V.1; "Und Jesus ging hinaus und entfernte sich von dem Tempel. Und seine Jünger traten hinzu, um ihm die Bauwerke des Tempels zu zeigen.

V.2: Er aber entgegnete und sprach zu ihnen. Sehet ihr all das? Wahrlich, ich sage euch: Nicht ein Stein wird auf dem andern gelassen werden, der nicht herabgebrochen würde."

Weil der Herr gesagt: "Euer Haus wird euch verödet gelassen werden" und unzählige Übel vorausgesagt hatte, so traten die Jünger, welche alles mitangehört hatten, voll Staunen zu ihm und zeigten ihm den herrlichen Tempel; sie waren eben im Zweifel, ob all die Schönheit, der gewaltige Bau und die unbeschreiblichen Kunstwerke wirklich vernichtet werden sollten. Er redet aber jetzt nicht mehr bloß von einer Verödung, sondern weissagt eine vollkommene Zerstörung."Sehet ihr nicht dieses alles", sagt er, und ihr wundert euch und staunet? "Es wird kein Stein auf dem anderen gelassen werden." Wie kommt es aber, dass doch Rest geblieben sind, fragst du? Was verschlägt das? Deswegen ist die Weissagung keineswegs falsch gewesen. Entweder wollte der Herr nur die gänzliche Verödung andeuten oder er redete bloß von der Stelle, wo er stand. Einige Teile des Tempels sind auch tatsächlich bis auf den Grund zerstört. Übrigens könnte man noch hinzufügen, dass sich nach dem, was bereits geschehen ist, auch die Hartnäckigsten überzeugen müssen, S. d1068 dass auch die Reste vollends zugrunde gehen werden.

V.3: "Nachdem er sich aber auf dem Ölberg niedergesetzt hatte, traten seine Jünger allein zu ihm und sagten: Sage uns, wann wird dieses alles geschehen, und welches ist das Zeichen deiner Ankunft und der Vollendung der Weltzeit?"
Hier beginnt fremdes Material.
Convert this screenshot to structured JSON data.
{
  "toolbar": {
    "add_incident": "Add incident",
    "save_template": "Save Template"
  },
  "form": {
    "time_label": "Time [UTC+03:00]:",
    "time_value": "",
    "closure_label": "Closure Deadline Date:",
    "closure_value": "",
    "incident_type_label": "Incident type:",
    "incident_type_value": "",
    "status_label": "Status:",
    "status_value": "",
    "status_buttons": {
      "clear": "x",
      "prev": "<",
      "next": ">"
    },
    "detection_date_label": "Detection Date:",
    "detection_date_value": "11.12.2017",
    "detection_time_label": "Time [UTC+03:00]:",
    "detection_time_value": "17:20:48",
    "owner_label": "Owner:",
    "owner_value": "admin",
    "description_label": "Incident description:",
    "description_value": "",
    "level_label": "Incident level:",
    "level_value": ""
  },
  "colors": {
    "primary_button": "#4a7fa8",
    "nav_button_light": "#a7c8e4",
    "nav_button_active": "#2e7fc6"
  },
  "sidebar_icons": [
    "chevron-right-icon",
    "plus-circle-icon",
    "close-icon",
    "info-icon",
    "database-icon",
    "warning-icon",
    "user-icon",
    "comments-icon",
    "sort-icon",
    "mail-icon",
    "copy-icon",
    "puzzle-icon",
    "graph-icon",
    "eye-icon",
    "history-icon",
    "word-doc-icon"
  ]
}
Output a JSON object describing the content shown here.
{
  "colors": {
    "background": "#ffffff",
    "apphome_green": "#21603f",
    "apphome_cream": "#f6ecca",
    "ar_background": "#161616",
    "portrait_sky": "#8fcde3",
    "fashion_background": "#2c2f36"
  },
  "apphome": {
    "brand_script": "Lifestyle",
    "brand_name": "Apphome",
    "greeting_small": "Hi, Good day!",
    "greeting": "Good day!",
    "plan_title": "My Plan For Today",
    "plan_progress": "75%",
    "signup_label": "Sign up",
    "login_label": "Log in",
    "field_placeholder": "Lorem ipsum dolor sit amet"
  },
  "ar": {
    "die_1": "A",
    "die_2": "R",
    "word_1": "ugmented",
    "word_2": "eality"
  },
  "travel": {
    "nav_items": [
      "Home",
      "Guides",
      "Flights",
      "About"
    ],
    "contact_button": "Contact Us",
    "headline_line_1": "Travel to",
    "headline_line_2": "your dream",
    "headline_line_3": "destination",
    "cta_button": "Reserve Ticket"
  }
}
Darum also kamen sie "allein" zu ihm, weil sie ihn darüber fragen wollten. Sie sehnten sich, den Tag seiner Ankunft zu erfahren, weil es sie gar sehr verlangte, jene Herrlichkeit zu schauen, die so viel Glück für sie im Gefolge haben sollte. Zwei Fragen sind es, die sie hierbei an ihn richten: "Wann wird das sein?", nämlich die Zerstörung des Tempels, und: "Welches ist das Zeichen deiner Ankunft?" Lukas1 erwähnt nur die eine Frage betreffs Jerusalems, da sie meinten, dann werde auch seine Ankunft sofort erfolgen. Markus2 wieder erzählt, nicht alle hätten ihn über die Zerstörung Jerusalems gefragt, sondern nur Petrus und Johannes, die mit ihm vertraulicher verkehren durften als die anderen. Was erwidert nun der Herr?

V.4: "Seid auf der Hut, dass niemand euch irreführe!

V.5: Viele nämlich werden kommen unter meinem Namen, die da sagen: Ich bin Christus, und viele werden sie irreführen.

V.6: Ihr werdet aber hören von Kriegen und Kriegsgerüchten. Sehet zu, dass ihr nicht verwirrt werdet, denn es muss dieses alles geschehen, aber noch ist es nicht das Ende."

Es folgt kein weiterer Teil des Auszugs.